ROMS: «UN PEUPLE À PART ENTIÈRE A DROIT À SA MONNAIE»

MERCREDI 27 JUIN 2012

INTEGRATION • La Haute école d’art et de design de Genève, associée au collectif «Chemins de traverse», lance une action originale pour combattre les préjugés
qui circulent toujours à l’encontre de la population rom.
 

Lutter contre les clichés et valoriser l’image de la population rom (ou rrom) grâce à l’émission de billets factices. Le pari que s’est fixé la Haute école d’art et de design de Genève (HEAD), en partenariat avec l’association «Chemins de traverse», était plutôt osé. Et pourtant, ces drôles de coupures circulent à Genève depuis plusieurs semaines.
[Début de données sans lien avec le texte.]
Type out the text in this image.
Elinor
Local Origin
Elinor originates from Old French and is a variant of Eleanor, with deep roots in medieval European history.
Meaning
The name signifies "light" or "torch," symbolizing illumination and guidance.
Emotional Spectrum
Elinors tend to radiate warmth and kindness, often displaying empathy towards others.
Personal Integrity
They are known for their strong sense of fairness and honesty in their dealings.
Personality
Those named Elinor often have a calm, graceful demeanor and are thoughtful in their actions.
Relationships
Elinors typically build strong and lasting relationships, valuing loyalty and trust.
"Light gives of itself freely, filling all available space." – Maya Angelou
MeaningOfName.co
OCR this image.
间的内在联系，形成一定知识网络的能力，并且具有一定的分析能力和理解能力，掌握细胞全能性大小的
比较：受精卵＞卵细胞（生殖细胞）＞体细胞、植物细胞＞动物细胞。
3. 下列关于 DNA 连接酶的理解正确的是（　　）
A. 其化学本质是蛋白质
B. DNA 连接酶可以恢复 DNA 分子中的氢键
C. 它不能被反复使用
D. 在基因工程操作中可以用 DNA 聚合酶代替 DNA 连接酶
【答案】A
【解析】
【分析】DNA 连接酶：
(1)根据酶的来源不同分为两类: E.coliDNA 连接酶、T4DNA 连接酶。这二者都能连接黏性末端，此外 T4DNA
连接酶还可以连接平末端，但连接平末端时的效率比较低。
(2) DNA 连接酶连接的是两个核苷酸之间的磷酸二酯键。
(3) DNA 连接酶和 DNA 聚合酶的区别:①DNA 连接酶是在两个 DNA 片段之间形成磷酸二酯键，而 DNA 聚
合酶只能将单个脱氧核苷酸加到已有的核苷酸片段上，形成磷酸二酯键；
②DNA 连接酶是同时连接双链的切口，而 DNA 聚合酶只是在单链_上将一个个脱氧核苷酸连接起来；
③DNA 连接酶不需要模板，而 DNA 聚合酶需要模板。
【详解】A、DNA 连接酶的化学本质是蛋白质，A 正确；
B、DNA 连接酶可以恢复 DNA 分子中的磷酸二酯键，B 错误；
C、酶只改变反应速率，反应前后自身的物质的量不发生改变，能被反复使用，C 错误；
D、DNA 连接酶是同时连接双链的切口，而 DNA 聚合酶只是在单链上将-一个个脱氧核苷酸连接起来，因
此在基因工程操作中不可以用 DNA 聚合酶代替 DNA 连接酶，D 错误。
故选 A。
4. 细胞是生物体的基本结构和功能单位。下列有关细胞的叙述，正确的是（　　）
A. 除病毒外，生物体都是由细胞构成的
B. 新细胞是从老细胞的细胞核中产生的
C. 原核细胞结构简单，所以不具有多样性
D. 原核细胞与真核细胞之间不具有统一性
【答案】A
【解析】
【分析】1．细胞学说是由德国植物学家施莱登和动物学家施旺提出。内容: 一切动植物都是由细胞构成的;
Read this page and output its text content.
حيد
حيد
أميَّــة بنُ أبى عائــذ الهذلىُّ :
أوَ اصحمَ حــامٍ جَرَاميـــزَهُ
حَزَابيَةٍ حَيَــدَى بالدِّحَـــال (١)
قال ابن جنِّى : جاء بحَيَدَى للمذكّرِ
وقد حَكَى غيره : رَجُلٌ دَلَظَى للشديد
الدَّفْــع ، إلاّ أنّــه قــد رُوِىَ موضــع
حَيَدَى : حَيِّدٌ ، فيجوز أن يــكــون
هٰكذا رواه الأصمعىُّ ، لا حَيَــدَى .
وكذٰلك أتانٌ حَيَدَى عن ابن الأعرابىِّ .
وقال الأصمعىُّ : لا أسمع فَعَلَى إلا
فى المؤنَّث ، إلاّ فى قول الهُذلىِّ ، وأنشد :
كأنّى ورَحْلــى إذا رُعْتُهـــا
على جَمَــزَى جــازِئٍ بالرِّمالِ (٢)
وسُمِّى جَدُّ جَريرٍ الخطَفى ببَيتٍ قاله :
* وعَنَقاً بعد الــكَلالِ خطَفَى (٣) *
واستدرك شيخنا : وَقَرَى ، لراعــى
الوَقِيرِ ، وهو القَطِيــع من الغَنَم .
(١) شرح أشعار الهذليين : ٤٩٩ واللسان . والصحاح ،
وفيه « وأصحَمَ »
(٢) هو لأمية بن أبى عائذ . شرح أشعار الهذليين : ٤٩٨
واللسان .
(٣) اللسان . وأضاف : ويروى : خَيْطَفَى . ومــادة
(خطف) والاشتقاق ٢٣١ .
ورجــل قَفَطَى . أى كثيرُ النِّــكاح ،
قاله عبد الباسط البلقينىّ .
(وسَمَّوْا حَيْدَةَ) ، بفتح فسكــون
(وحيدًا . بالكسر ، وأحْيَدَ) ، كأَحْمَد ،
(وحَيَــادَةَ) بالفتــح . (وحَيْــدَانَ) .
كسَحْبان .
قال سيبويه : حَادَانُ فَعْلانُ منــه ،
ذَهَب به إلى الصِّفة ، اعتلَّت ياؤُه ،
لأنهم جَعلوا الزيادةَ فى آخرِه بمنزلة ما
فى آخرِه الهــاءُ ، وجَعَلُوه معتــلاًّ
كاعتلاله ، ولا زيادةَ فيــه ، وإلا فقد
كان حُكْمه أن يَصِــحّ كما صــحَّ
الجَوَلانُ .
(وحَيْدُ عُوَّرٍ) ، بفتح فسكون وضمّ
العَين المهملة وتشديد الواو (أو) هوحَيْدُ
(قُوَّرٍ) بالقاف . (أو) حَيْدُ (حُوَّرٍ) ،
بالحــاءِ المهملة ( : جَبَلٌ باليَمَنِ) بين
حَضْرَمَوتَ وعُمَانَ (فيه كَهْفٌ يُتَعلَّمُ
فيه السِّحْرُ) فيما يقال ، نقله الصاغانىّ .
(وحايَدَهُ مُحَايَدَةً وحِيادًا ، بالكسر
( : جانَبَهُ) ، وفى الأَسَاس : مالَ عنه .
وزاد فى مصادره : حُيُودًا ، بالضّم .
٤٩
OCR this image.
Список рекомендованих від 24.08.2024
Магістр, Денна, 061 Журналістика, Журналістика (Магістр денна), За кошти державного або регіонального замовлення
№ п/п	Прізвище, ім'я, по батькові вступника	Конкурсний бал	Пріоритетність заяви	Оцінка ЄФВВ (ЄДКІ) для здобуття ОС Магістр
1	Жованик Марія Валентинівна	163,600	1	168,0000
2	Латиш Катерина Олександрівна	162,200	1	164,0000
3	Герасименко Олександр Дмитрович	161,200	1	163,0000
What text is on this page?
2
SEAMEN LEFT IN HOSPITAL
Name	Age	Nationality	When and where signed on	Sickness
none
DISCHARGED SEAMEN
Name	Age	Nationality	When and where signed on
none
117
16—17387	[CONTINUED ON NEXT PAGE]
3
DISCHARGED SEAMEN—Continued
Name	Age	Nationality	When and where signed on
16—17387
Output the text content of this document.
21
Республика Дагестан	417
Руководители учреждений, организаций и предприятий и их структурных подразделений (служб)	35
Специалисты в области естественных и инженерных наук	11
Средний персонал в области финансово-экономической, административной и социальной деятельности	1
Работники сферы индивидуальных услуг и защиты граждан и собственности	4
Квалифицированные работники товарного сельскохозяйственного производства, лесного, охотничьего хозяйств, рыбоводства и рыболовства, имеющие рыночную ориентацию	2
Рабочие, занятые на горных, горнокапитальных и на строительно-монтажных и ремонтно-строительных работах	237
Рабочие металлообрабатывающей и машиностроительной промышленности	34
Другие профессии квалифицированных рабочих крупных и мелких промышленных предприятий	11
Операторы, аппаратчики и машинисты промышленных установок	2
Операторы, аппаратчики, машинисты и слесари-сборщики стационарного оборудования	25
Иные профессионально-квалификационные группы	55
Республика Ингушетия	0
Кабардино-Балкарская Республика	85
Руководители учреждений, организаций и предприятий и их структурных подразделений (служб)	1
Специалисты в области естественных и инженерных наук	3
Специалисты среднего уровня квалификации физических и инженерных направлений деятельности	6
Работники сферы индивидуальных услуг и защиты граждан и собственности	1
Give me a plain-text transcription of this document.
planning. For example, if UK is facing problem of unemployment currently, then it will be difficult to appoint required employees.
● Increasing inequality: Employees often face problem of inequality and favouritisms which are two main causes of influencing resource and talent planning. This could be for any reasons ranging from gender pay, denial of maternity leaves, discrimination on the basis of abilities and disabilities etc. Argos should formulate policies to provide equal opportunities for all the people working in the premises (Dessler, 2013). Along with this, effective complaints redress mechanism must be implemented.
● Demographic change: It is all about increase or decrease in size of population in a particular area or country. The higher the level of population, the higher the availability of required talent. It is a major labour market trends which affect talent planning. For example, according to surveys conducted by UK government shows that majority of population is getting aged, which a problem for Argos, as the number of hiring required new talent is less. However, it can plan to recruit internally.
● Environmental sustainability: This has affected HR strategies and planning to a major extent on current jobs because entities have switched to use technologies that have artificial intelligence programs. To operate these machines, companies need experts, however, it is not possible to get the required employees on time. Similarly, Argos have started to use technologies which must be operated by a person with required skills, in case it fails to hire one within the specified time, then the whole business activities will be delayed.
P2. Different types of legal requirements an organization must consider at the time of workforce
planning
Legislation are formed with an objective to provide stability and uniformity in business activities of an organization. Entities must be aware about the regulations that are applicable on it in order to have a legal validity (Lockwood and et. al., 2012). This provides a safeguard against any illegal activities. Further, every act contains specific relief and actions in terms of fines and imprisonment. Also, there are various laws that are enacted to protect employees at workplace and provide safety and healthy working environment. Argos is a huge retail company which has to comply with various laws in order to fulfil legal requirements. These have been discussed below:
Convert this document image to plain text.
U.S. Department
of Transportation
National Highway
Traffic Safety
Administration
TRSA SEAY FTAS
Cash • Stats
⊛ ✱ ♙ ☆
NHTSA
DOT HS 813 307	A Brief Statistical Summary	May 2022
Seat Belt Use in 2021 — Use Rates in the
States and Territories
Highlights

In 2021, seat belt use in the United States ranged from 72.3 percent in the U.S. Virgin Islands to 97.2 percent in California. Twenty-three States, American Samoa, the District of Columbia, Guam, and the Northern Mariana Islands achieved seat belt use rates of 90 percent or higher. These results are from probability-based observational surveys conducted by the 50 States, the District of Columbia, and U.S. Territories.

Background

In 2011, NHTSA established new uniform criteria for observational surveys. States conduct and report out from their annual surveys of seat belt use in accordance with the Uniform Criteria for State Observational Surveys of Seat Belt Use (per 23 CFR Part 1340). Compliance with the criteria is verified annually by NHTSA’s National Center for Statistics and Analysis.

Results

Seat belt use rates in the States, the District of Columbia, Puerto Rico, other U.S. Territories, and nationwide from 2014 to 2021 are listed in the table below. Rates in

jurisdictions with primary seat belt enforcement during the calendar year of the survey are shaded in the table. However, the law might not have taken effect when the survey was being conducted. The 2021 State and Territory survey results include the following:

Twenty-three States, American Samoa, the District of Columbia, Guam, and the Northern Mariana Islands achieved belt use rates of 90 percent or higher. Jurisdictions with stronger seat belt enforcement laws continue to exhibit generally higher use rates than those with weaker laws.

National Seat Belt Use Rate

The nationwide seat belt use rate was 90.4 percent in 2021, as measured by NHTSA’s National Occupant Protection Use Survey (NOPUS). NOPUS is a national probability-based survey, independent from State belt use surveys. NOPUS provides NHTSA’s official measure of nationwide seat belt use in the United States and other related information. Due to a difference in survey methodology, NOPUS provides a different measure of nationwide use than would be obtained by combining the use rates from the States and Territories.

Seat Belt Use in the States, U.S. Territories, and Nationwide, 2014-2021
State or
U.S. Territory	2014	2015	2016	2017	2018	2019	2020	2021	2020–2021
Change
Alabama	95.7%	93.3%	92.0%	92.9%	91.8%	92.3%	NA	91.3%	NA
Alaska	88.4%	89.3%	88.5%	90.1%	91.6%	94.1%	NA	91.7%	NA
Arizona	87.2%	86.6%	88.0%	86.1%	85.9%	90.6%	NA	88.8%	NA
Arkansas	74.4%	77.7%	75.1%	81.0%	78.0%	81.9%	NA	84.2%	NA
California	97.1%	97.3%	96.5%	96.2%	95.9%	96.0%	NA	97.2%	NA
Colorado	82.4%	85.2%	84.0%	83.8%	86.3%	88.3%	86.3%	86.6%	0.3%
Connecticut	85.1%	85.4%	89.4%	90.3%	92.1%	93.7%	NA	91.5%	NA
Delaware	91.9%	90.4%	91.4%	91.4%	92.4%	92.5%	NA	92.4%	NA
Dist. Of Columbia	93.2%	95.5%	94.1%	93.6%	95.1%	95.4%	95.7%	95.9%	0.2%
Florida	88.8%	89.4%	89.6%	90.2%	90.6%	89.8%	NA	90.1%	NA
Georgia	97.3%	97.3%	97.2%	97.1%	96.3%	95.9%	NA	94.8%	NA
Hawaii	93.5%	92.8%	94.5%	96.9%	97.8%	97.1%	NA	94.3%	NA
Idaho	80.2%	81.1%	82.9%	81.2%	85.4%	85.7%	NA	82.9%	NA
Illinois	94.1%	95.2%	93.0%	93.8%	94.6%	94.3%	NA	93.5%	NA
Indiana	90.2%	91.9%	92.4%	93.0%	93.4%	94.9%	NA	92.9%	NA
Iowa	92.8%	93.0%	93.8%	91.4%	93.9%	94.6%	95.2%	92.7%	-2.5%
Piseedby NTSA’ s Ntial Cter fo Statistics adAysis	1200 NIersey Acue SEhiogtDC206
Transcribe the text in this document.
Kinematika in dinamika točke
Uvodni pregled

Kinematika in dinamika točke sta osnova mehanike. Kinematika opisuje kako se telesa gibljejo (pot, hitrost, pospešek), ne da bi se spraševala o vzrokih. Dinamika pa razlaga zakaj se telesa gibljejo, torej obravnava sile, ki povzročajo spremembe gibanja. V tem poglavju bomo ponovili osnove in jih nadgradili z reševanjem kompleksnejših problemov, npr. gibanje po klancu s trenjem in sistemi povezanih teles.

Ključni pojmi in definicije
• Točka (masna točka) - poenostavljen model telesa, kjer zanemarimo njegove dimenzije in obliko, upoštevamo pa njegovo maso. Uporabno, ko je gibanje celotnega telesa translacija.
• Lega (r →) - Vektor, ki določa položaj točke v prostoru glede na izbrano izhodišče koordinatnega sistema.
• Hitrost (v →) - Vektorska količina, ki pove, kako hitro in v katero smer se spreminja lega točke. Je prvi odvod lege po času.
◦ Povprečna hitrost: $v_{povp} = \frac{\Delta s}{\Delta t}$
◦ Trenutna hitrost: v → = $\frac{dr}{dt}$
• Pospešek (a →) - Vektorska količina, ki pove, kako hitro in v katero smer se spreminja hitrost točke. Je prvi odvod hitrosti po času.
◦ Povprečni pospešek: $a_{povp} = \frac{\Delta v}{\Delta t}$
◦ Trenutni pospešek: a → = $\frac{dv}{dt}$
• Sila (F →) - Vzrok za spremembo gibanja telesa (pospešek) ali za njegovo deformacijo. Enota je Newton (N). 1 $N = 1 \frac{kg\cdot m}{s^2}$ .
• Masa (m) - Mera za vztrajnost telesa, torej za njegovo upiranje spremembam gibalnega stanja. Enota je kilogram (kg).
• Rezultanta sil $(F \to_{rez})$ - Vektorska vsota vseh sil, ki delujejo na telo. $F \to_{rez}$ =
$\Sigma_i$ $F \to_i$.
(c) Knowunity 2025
Les rroma (rromi au singulier, ndlr), comme on les appelle, n’ont aucune valeur monétaire. Leur intérêt réside dans le questionnement et la prise de conscience qu’ils suscitent, là où l’on ne trouve que trop souvent du rejet. Par cette opération, les organisateurs espèrent prendre le contre-pied des échanges habituels entre les passants et les Roms. Que l’argent, même fictif, renverse sa course.
«Il y a tout un symbolisme derrière les billets de banque; nous voulions montrer que les Roms sont un peuple à part entière, et qu’ils ont droit à leur propre monnaie.» David Matthey-Doret, coprésident de l’association encourageant l’action citoyenne «Chemins de traverse», parle des rroma avec enthousiasme. «Les biais de communication habituels ne marchent pas dans le cas des Roms car cette population fait face à des a priori extrêmement forts. Il nous a fallu trouver un vecteur de valeurs, qui s’échange facilement. L’argent répondait parfaitement à ces critères.»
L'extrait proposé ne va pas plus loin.